POLETTI RIZ J. (2017), Scrittori si diventa. Metodi e strumenti per un laboratorio di scrittura in classe, Erickson, Trento.

SPINAZZOLA V. (2018), Critica della lettura. Leggere, interpretare, commentare e valutare un libro, goWare, Firenze.

SPOSETTI P. (2013), Documentare la didattica, in P. Lucisano, A. Salerni A., P. Sposetti (a cura di), Didattica e conoscenza. Riflessioni e proposte sull’apprendere e l’insegnare, Carocci, Roma, pp. 211-222.

TONELLI N. (a cura di) (2013), Per una letteratura delle competenze, Loescher, Torino.

ZINATO E. (a cura di) (2022), Insegnare letteratura. Teorie e pratiche per una didattica indocile, Laterza, Roma-Bari.

1 thought on “Istituzioni di didattica della letteratura /2: La ricerca

  1. Forse è una mia impressione ma mi sembra che questo articolo, mentre parla di “sperimentazioni”, tenda in realtà a sottrarre valore all’esperienza degli insegnanti e a qualunque forma di elaborazione culturale e pedagogica che non rientri nel ristretto campo di validità delimitato abbastanza artificiosamente dall’autore dell’articolo.
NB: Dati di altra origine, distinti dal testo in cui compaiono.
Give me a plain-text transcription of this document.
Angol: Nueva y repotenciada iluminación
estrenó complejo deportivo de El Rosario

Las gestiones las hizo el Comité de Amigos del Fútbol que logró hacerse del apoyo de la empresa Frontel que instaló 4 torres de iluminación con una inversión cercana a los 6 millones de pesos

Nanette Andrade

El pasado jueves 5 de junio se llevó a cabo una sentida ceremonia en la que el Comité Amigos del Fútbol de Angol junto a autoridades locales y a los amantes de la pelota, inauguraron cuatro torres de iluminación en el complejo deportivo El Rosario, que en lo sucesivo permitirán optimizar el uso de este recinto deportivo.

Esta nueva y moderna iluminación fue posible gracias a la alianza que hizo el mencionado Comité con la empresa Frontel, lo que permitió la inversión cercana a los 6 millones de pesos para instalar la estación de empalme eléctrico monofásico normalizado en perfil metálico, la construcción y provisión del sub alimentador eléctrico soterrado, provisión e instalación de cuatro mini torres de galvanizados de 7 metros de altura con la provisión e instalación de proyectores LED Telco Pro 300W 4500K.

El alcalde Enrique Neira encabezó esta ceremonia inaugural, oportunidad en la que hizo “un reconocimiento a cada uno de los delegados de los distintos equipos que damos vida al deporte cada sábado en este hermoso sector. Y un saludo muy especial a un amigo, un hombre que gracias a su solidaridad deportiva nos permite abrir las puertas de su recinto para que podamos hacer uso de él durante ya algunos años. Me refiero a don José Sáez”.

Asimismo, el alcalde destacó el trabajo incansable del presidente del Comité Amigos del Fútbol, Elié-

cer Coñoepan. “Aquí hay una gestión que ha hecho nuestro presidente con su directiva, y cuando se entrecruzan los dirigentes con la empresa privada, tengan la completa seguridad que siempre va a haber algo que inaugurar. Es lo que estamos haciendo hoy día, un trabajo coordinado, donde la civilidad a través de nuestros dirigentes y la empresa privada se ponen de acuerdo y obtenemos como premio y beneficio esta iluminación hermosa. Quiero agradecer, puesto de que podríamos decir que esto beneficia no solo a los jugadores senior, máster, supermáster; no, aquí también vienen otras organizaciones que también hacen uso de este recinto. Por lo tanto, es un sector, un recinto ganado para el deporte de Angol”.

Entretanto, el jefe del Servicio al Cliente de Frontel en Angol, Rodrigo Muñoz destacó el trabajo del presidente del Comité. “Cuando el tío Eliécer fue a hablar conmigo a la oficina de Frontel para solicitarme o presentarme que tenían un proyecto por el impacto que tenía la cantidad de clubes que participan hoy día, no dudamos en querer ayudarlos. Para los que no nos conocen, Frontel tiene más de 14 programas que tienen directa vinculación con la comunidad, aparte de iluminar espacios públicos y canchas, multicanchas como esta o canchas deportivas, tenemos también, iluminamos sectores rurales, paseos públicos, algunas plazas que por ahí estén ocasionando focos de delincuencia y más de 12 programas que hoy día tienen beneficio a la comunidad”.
    La delegittimazione degli insegnanti – i meno titolati, secondo qualcuno, a parlare del proprio lavoro e apprezzabili solo nella misura in cui siano disponibili a consegnarsi senza condizioni alle indicazioni o imposizioni degli “esperti” – non è certo una novità. Ciò che colpisce, in queste righe, è invece una certa autoreferenzialità nel considerare “attività di ricerca” – non si capisce se coincidente o meno con la “sperimentazione” rigorosa ma comunque grazie a “ben altre competenze” rispetto a quelle degli insegnanti – solo quella svolta nel campo di interesse dell’autore dell’articolo, le ipostatizzate “ricerca internazionale in didattica della letteratura” e “ricerca empirica pratica nell’ambito degli studi letterari”, di cui l’autore si sarà di certo un importante rappresentante, cui si aggiunge naturalmente l’area della “pedagogia sperimentale” (Corsini, immagino).
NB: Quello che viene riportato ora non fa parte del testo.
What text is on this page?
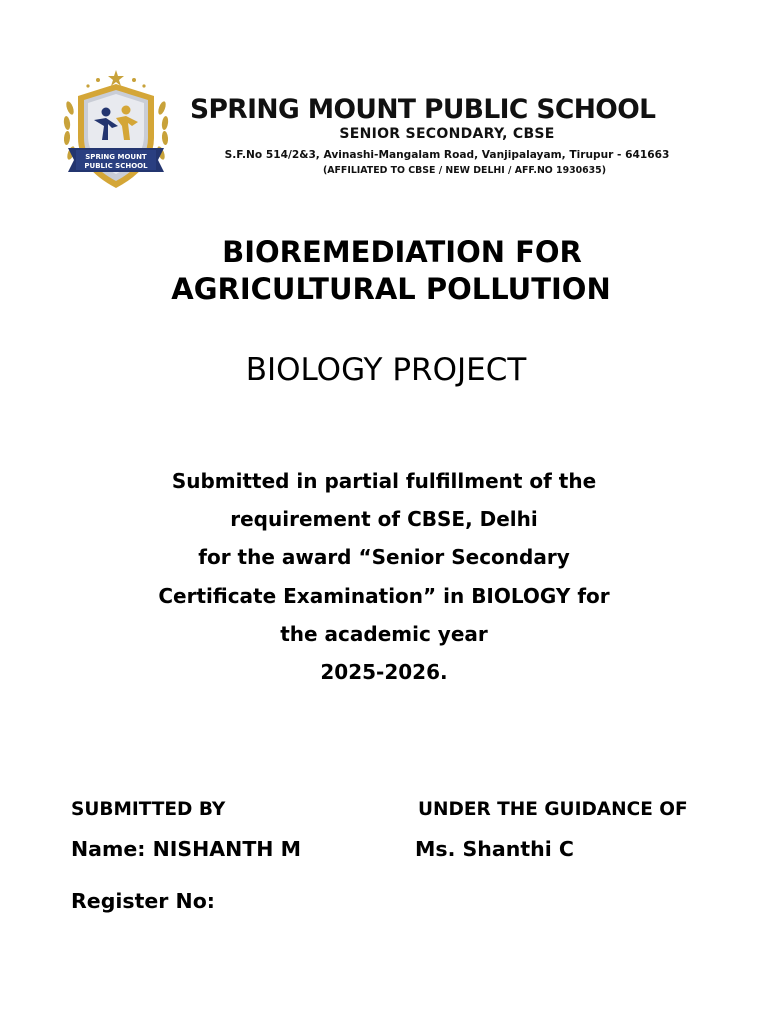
SPRING MOUNT
PUBLIC SCHOOL
SPRING MOUNT PUBLIC SCHOOL
SENIOR SECONDARY, CBSE
S.F.No 514/2&3, Avinashi-Mangalam Road, Vanjipalayam, Tirupur - 641663
(AFFILIATED TO CBSE / NEW DELHI / AFF.NO 1930635)
BIOREMEDIATION FOR
AGRICULTURAL POLLUTION
BIOLOGY PROJECT
Submitted in partial fulfillment of the
requirement of CBSE, Delhi
for the award “Senior Secondary
Certificate Examination” in BIOLOGY for
the academic year
2025-2026.
SUBMITTED BY	UNDER THE GUIDANCE OF
Name: NISHANTH M	Ms. Shanthi C
Register No:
    L’impressione, a dirla tutta, è che il sottinteso dell’articolo sia “la ricerca siamo noi”; eppure nell’articolo, anche nella parte finale comprensiva delle citazioni di Dewey, non sembra che la categoria della scientificità e la prospettiva “evidence informed”, che dovrebbe prendere il posto di “prese di posizione ideologiche” (ma sappiamo che non c’è niente di più ideologico della pretesa dell’oggettività), siano definite in modo così chiaro e univoco. E il rischio di considerare Scienza le proprie posizioni – con un cherry-picking mirato tra teorie e autori congeniali – è sempre altissimo, specie nelle scienze umane.
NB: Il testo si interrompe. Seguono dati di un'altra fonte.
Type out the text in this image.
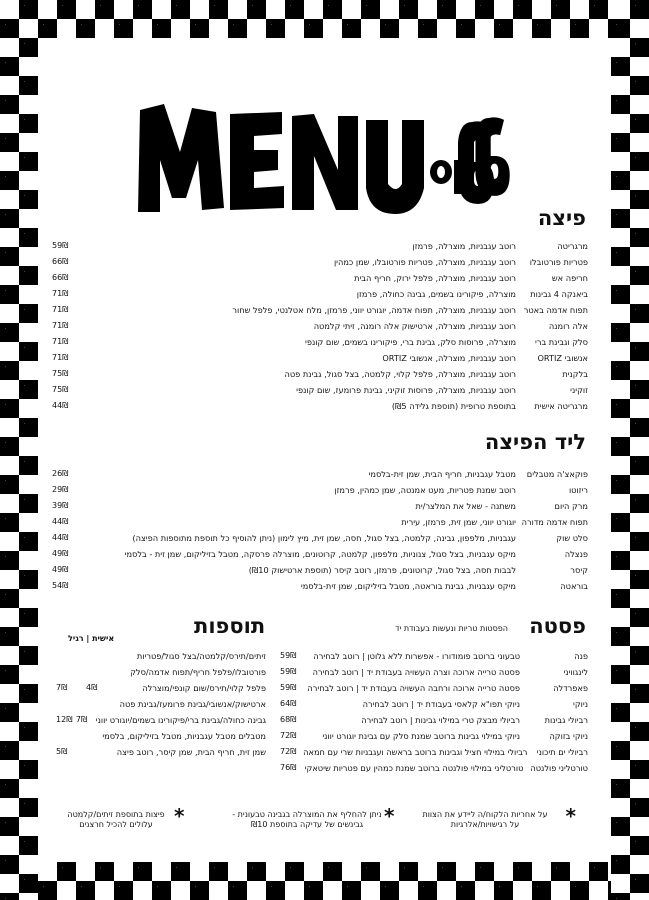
פיצה
מרגריטה
רוטב עגבניות, מוצרלה, פרמזן
59₪
פטריות פורטובלו
רוטב עגבניות, מוצרלה, פטריות פורטובלו, שמן כמהין
66₪
חריפה אש
רוטב עגבניות, מוצרלה, פלפל ירוק, חריף הבית
66₪
ביאנקה 4 גבינות
מוצרלה, פיקורינו בשמים, גבינה כחולה, פרמזן
71₪
תפוח אדמה באטר
רוטב עגבניות, מוצרלה, תפוח אדמה, יוגורט יווני, פרמזן, מלח אטלנטי, פלפל שחור
71₪
אלה רומנה
רוטב עגבניות, מוצרלה, ארטישוק אלה רומנה, זיתי קלמטה
71₪
סלק וגבינת ברי
מוצרלה, פרוסות סלק, גבינת ברי, פיקורינו בשמים, שום קונפי
71₪
אנשובי ORTIZ
רוטב עגבניות, מוצרלה, אנשובי ORTIZ
71₪
בלקנית
רוטב עגבניות, מוצרלה, פלפל קלוי, קלמטה, בצל סגול, גבינת פטה
75₪
זוקיני
רוטב עגבניות, מוצרלה, פרוסות זוקיני, גבינת פרומעז, שום קונפי
75₪
מרגריטה אישית
בתוספת טרופית (תוספת גלידה ₪5)
44₪
ליד הפיצה
פוקאצ'ה מטבלים
מטבל עגבניות, חריף הבית, שמן זית-בלסמי
26₪
ריזוטו
רוטב שמנת פטריות, מעט אמנטה, שמן כמהין, פרמזן
29₪
מרק היום
משתנה - שאל את המלצר/ית
39₪
תפוח אדמה מדורה
יוגורט יווני, שמן זית, פרמזן, עירית
44₪
סלט שוק
עגבניות, מלפפון, גבינה, קלמטה, בצל סגול, חסה, שמן זית, מיץ לימון (ניתן להוסיף כל תוספת מתוספות הפיצה)
44₪
פנצלה
מיקס עגבניות, בצל סגול, צנוניות, מלפפון, קלמטה, קרוטונים, מוצרלה פרסקה, מטבל בזיליקום, שמן זית - בלסמי
49₪
קיסר
לבבות חסה, בצל סגול, קרוטונים, פרמזן, רוטב קיסר (תוספת ארטישוק ₪10)
49₪
בוראטה
מיקס עגבניות, גבינת בוראטה, מטבל בזיליקום, שמן זית-בלסמי
54₪
פסטה
הפסטות טריות ונעשות בעבודת יד
פנה
טבעוני ברוטב פומודורו - אפשרות ללא גלוטן | רוטב לבחירה
59₪
לינגוויני
פסטה טרייה ארוכה וצרה העשויה בעבודת יד | רוטב לבחירה
59₪
פאפרדלה
פסטה טרייה ארוכה ורחבה העשויה בעבודת יד | רוטב לבחירה
59₪
ניוקי
ניוקי תפו"א קלאסי בעבודת יד | רוטב לבחירה
64₪
רביולי גבינות
רביולי מבצק טרי במילוי גבינות | רוטב לבחירה
68₪
ניוקי בזוקה
ניוקי במילוי גבינות ברוטב שמנת סלק עם גבינת יוגורט יווני
72₪
רביולי ים תיכוני
רביולי במילוי חציל וגבינות ברוטב בראשה ועגבניות שרי עם חמאה
72₪
טורטליני פולנטה
טורטליני במילוי פולנטה ברוטב שמנת כמהין עם פטריות שיטאקי
76₪
תוספות
אישית | רגיל
זיתים/תירס/קלמטה/בצל סגול/פטריות
פורטובלו/פלפל חריף/תפוח אדמה/סלק
פלפל קלוי/תירס/שום קונפי/מוצרלה
4₪
7₪
ארטישוק/אנשובי/גבינת פרומעז/גבינת פטה
גבינה כחולה/גבינת ברי/פיקורינו בשמים/יוגורט יווני
7₪
12₪
מטבלים מטבל עגבניות, מטבל בזיליקום, בלסמי
שמן זית, חריף הבית, שמן קיסר, רוטב פיצה
5₪
*
על אחריות הלקוח/ה ליידע את הצוות על רגישויות/אלרגיות
*
ניתן להחליף את המוצרלה בגבינה טבעונית - גבינשים של עדיקה בתוספת ₪10
*
פיצות בתוספת זיתים/קלמטה עלולים להכיל חרצנים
    “I presupposti ideologici intervengono non soltanto (e una volta per tutte) nella formulazione del tema, ma anche, via via, nella scelta delle fonti e della bibliografia, nella loro lettura e interpretazione, nell’esposizione dei risultati della ricerca. In tutte queste fasi la possibilità di lapsus e di autocensure dettate da presupposti ideologici (e non) è infinita. Le testimonianze che tendono a invalidare le premesse iniziali vengono involontariamente soppresse, o confinate pudicamente in una parentesi o in una nota
    a piè di pagina. A ogni passo lo storico si trova a lottare con la tentazione irrazionale di confermare i presupposti da cui è partito, di trovare a ogni costo quello che sta cercando. In questo contesto, anche l’ipotesi non è, come sostengono i manuali di metodologia, un disinteressato tentativo di verifica, ma una domanda carica di speranza che viene rivolta alla documentazione” (Carlo Ginzburg, Adriano Prosperi, Giochi di pazienza, Macerata, Quodlibet, 2020 [1975], pp.194-195).